LANGGUR, lensamata.id – Ketua DPRD Kabupaten Maluku Tenggara (Malra) Minduchri Kudubun, SE mengakui adanya kendala dalam pengusulan Pengganti Antar Waktu (PAW) Anggota DPRD Malra periode 2019-2024. Pasalnya, proses PAW anggota dari Partai Keadilan dan Persatuan (PKP) terkendala faktor internal partai.
Faktor internal yang melatarbelakangi kepengurusan PAW yakni terdapat dua Ketua Umum (Ketum) Partai dan bertabrakan agenda penting DPRD.
Berkaitan dengan itu, lanjut Kudubun pihaknya telah menerima dua surat pengusulan PAW anggota dari PKP dalam waktu yang berbeda.
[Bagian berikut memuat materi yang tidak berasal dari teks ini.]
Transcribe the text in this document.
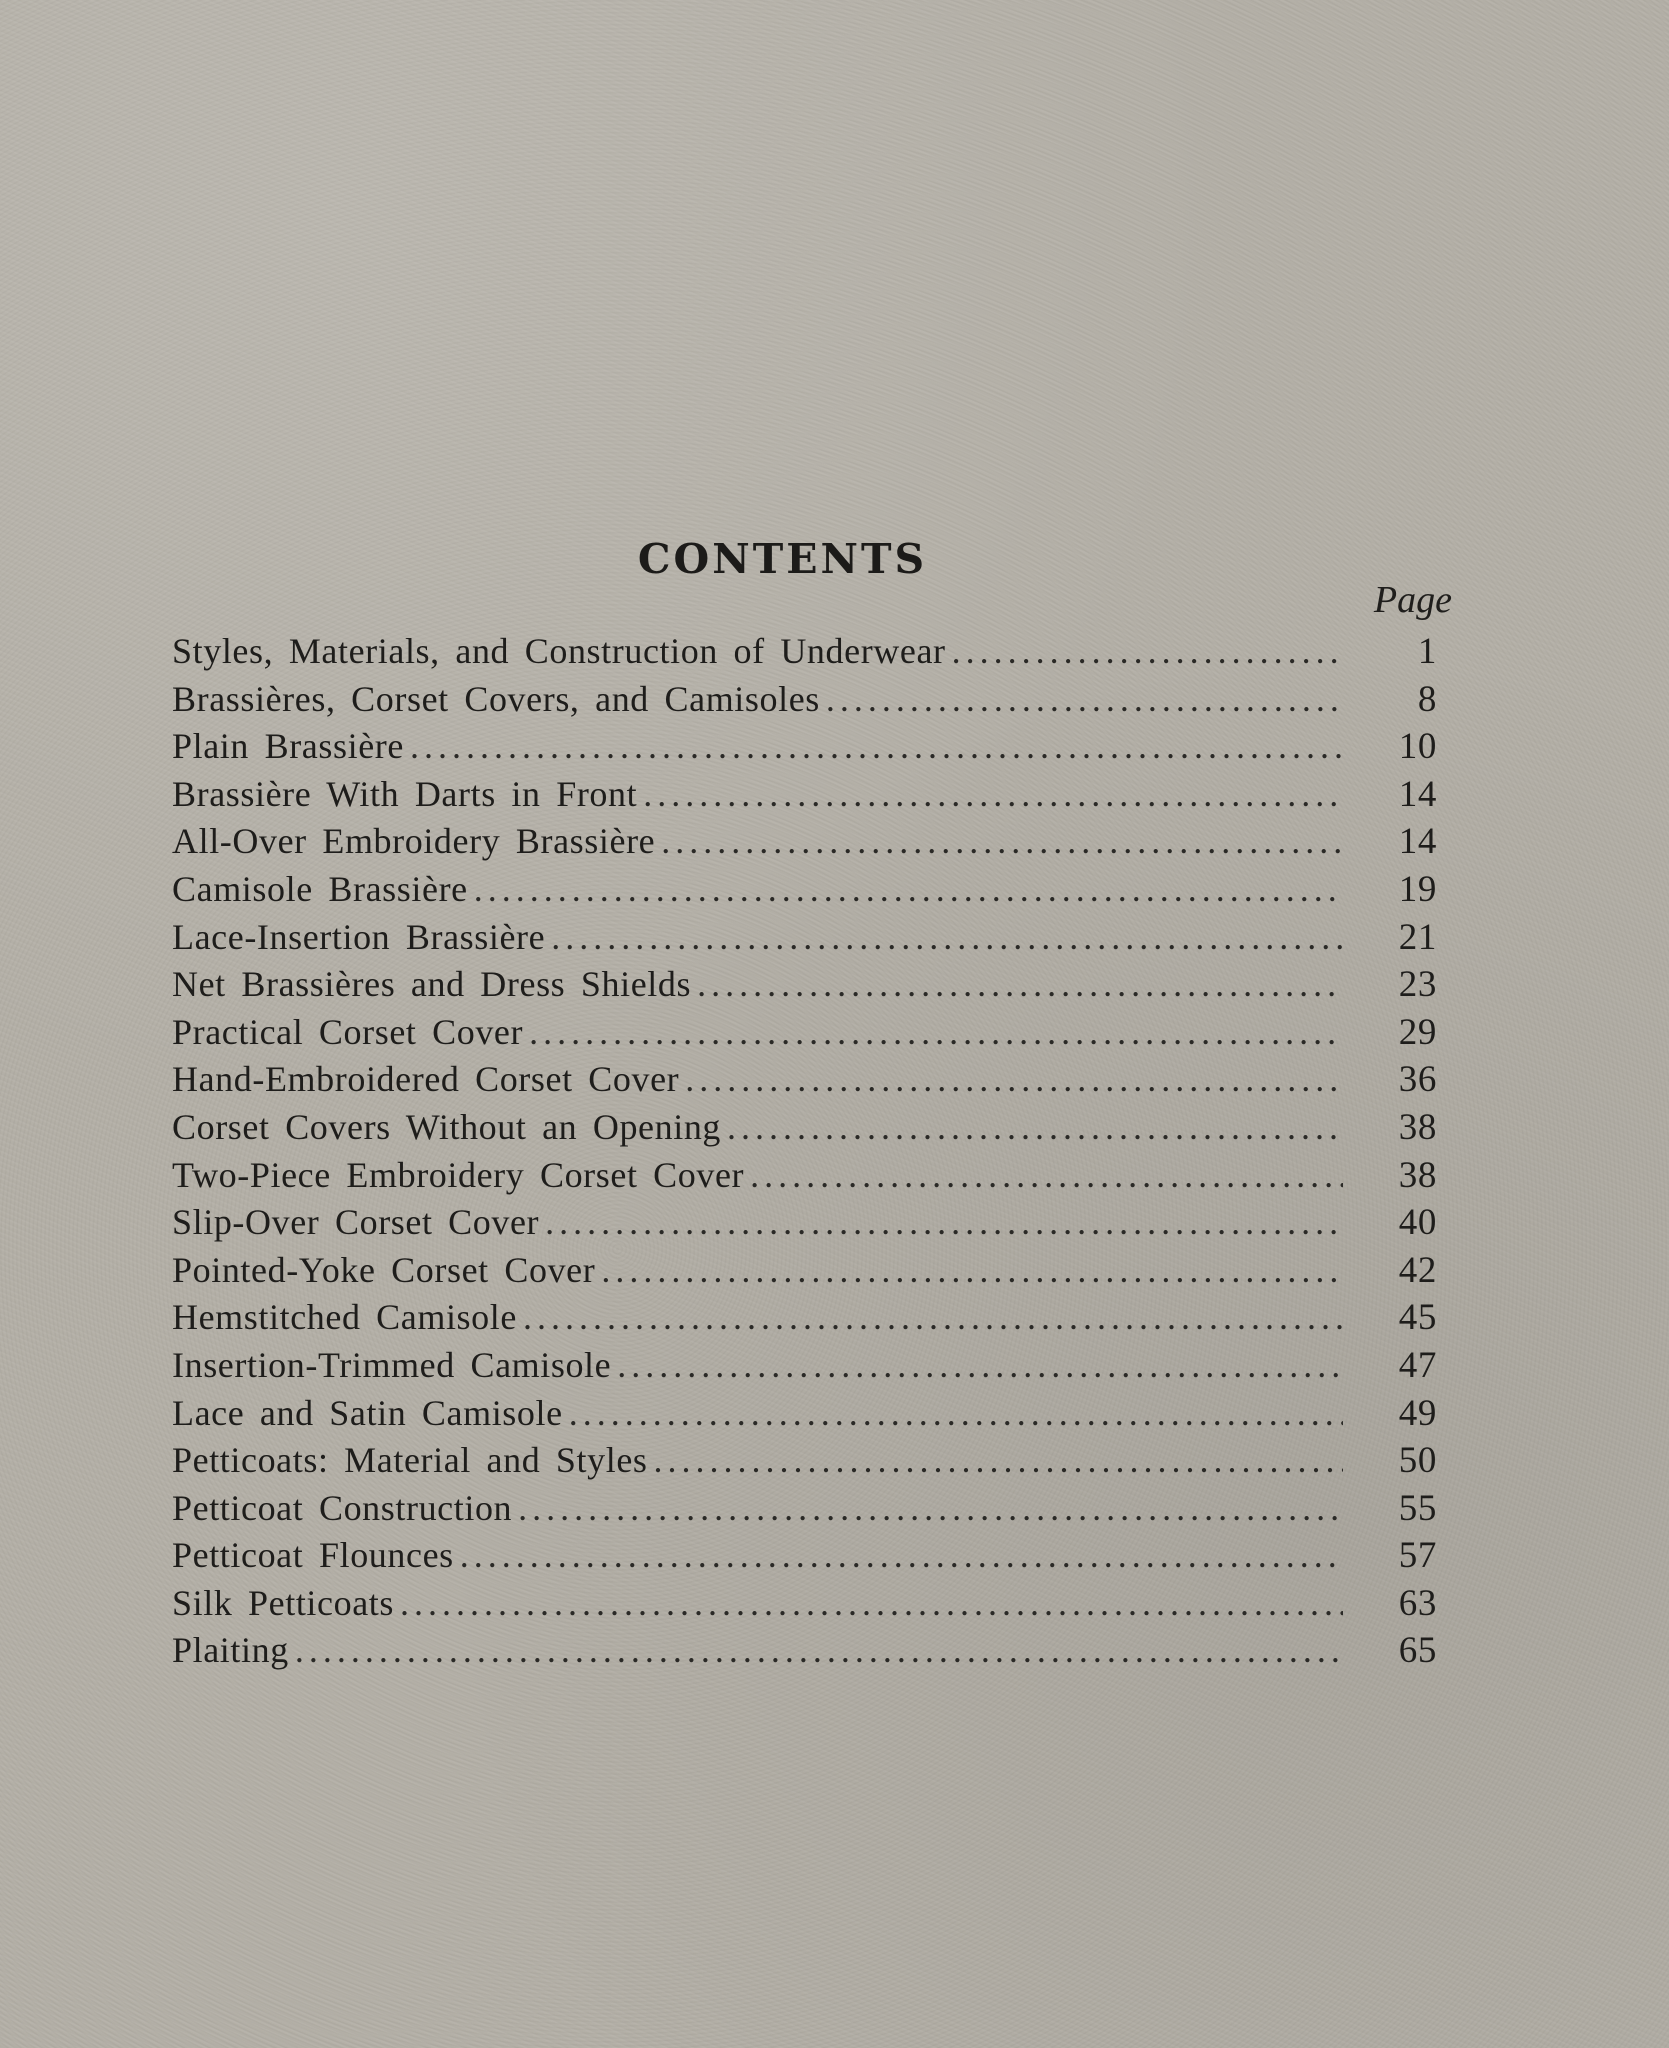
CONTENTS
Page
Styles, Materials, and Construction of Underwear .....	1
Brassières, Corset Covers, and Camisoles .....	8
Plain Brassière .....	10
Brassière With Darts in Front .....	14
All-Over Embroidery Brassière .....	14
Camisole Brassière .....	19
Lace-Insertion Brassière .....	21
Net Brassières and Dress Shields .....	23
Practical Corset Cover .....	29
Hand-Embroidered Corset Cover .....	36
Corset Covers Without an Opening .....	38
Two-Piece Embroidery Corset Cover .....	38
Slip-Over Corset Cover .....	40
Pointed-Yoke Corset Cover .....	42
Hemstitched Camisole .....	45
Insertion-Trimmed Camisole .....	47
Lace and Satin Camisole .....	49
Petticoats: Material and Styles .....	50
Petticoat Construction .....	55
Petticoat Flounces .....	57
Silk Petticoats .....	63
Plaiting .....	65
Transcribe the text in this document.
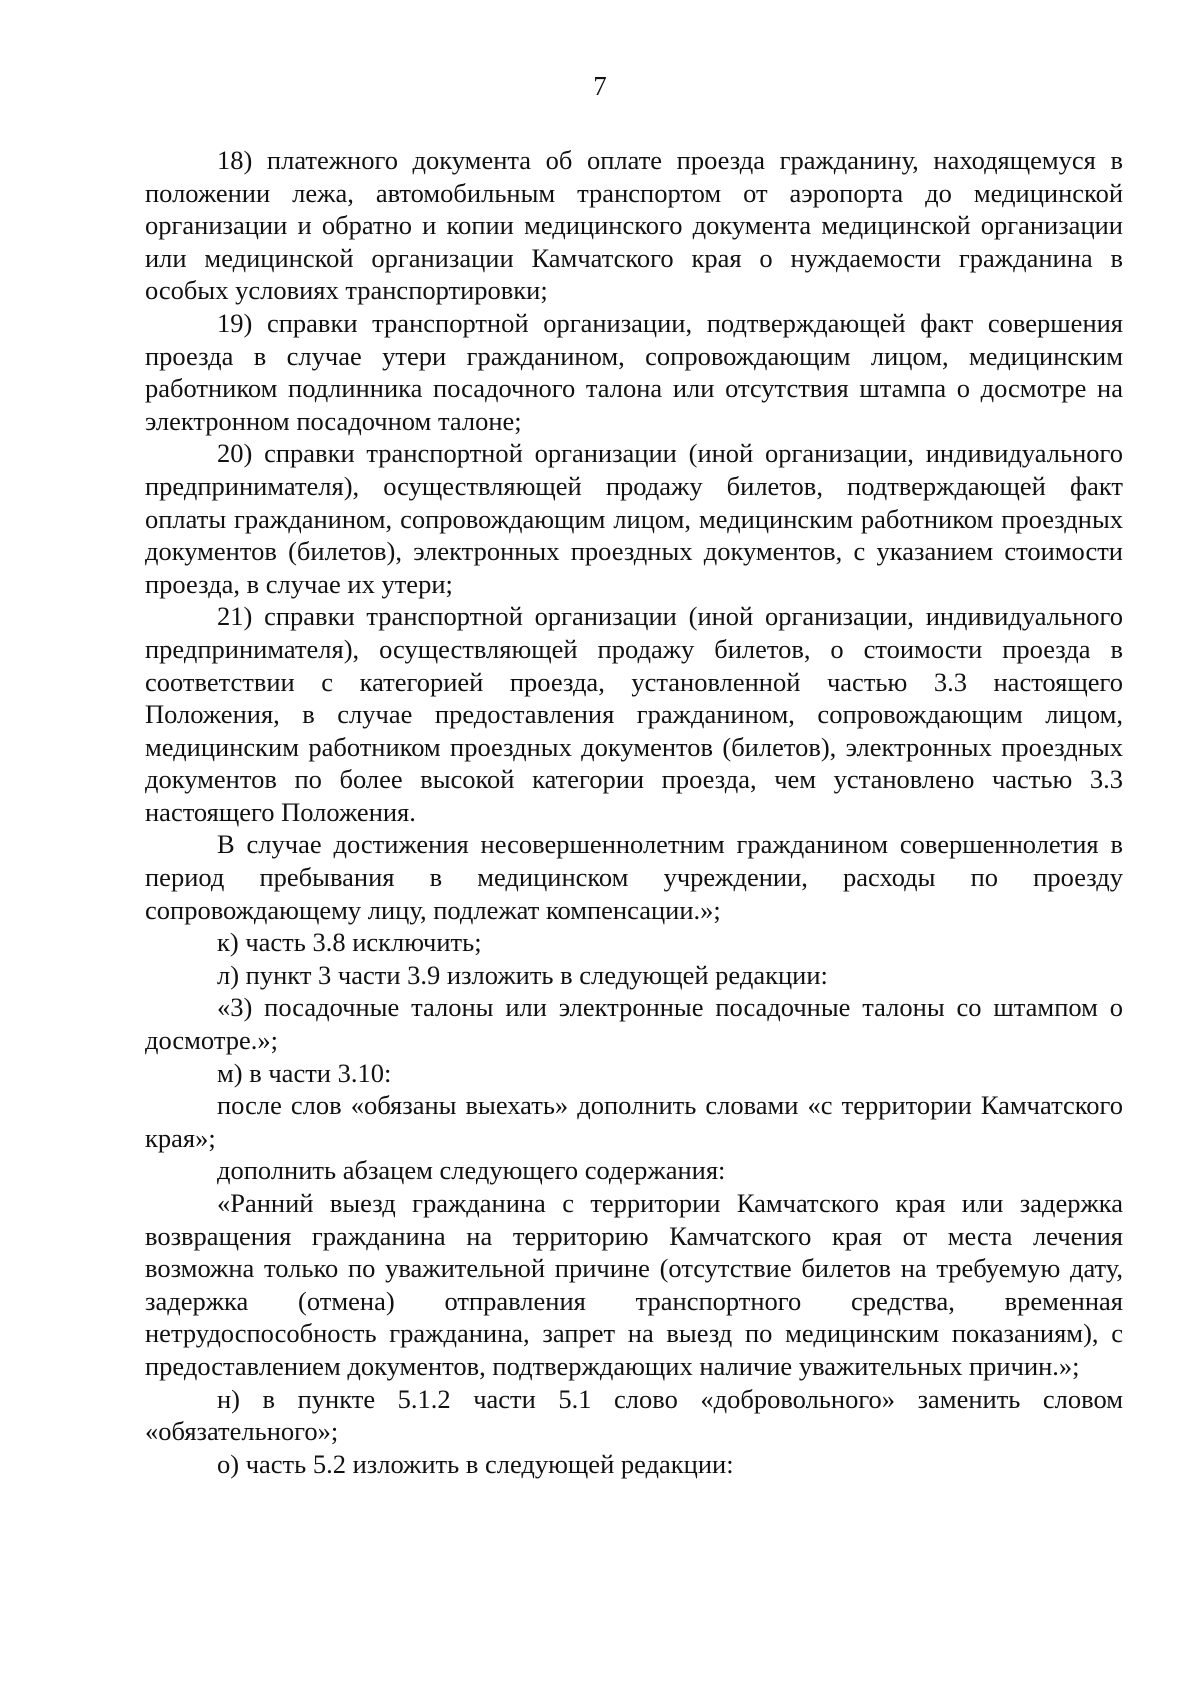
7

18) платежного документа об оплате проезда гражданину, находящемуся в положении лежа, автомобильным транспортом от аэропорта до медицинской организации и обратно и копии медицинского документа медицинской организации или медицинской организации Камчатского края о нуждаемости гражданина в особых условиях транспортировки;

19) справки транспортной организации, подтверждающей факт совершения проезда в случае утери гражданином, сопровождающим лицом, медицинским работником подлинника посадочного талона или отсутствия штампа о досмотре на электронном посадочном талоне;

20) справки транспортной организации (иной организации, индивидуального предпринимателя), осуществляющей продажу билетов, подтверждающей факт оплаты гражданином, сопровождающим лицом, медицинским работником проездных документов (билетов), электронных проездных документов, с указанием стоимости проезда, в случае их утери;

21) справки транспортной организации (иной организации, индивидуального предпринимателя), осуществляющей продажу билетов, о стоимости проезда в соответствии с категорией проезда, установленной частью 3.3 настоящего Положения, в случае предоставления гражданином, сопровождающим лицом, медицинским работником проездных документов (билетов), электронных проездных документов по более высокой категории проезда, чем установлено частью 3.3 настоящего Положения.

В случае достижения несовершеннолетним гражданином совершеннолетия в период пребывания в медицинском учреждении, расходы по проезду сопровождающему лицу, подлежат компенсации.»;

к) часть 3.8 исключить;

л) пункт 3 части 3.9 изложить в следующей редакции:

«3) посадочные талоны или электронные посадочные талоны со штампом о досмотре.»;

м) в части 3.10:

после слов «обязаны выехать» дополнить словами «с территории Камчатского края»;

дополнить абзацем следующего содержания:

«Ранний выезд гражданина с территории Камчатского края или задержка возвращения гражданина на территорию Камчатского края от места лечения возможна только по уважительной причине (отсутствие билетов на требуемую дату, задержка (отмена) отправления транспортного средства, временная нетрудоспособность гражданина, запрет на выезд по медицинским показаниям), с предоставлением документов, подтверждающих наличие уважительных причин.»;

н) в пункте 5.1.2 части 5.1 слово «добровольного» заменить словом «обязательного»;

о) часть 5.2 изложить в следующей редакции:
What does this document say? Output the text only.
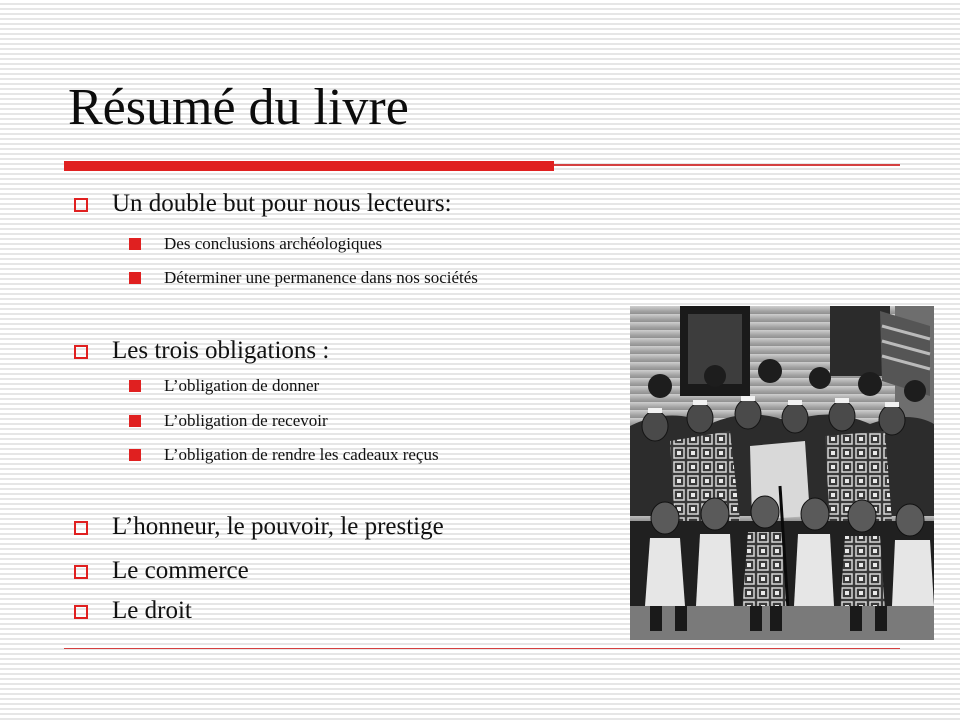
Résumé du livre
Un double but pour nous lecteurs:
Des conclusions archéologiques
Déterminer une permanence dans nos sociétés
Les trois obligations :
L’obligation de donner
L’obligation de recevoir
L’obligation de rendre les cadeaux reçus
L’honneur, le pouvoir, le prestige
Le commerce
Le droit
Selain itu, masing-masing surat itu pun ditandatangani oleh Ketua Dewan Pimpinan Kabupaten (DPK) yang berbeda.
Alhasil, kepengurusan partai yang berbeda ini turut mempengaruhi kepengurusan selanjutnya di tingkat pusat.
Seyogianya, kepengurusan Dewan Pimpinan Nasional (DPN) PKP memiliki dua Ketua Umum, sehingga menyebabkan pihaknya harus berkonsultasi lanjut dengan Kementerian Hukum dan HAM (Kemenkumham) di Jakarta dalam kaitannya dengan struktur PKP sehingga mempermudah kepengurusan DPRD di Kabupaten Malra.
“Dari sana (Kemenkumham) jawabannya adalah, mereka (PKP) harus selesaikan secara internal dulu baru mengusulkan kembali untuk mendapat pengesahan (kepengurusan partai),” jelas Kudubun di Langgur Sabtu, (12/8/2023).
Dari kepengurusan itu, pihaknya kemudian lanjut melakukan koodinasi dengan Komisi Pemilihan Umum (KPU) Malra untuk menindaklanjuti proses PAW ke KPU RI.
“Kita tidak ingin berlama-lama. Kita ingin agar cepat ada pengisian pengganti antar waktu,” ujar Politisi Partai Kebangkitan Bangsa (PKB) itu.
Ia menambahkan, proses pengurusan PAW dari PKP ini sebenarnya sudah direnacanakan sejak lama, namun sering terkendala dengan adanya agenda-agenda daerah yang tidak bisa ditinggalkan sehingga baru mulai berproses.
“Surat-surat sudah lengkap untuk besok kita kirim ke KPU,” ungkap Kudubun.
Untuk diketahui, ada dua Ada dua nama yang diajukan ke DPRD Kabupaten Maluku Tenggara (Malra) untuk diproses menjadi anggota DPRD PAW, menggantikan Almarhum Petrus Elmas yang meninggal dunia pada 27 Maret 2023 lalu. Dua nama itu adalah Jacobus B. Kameubun dan Salim Wear.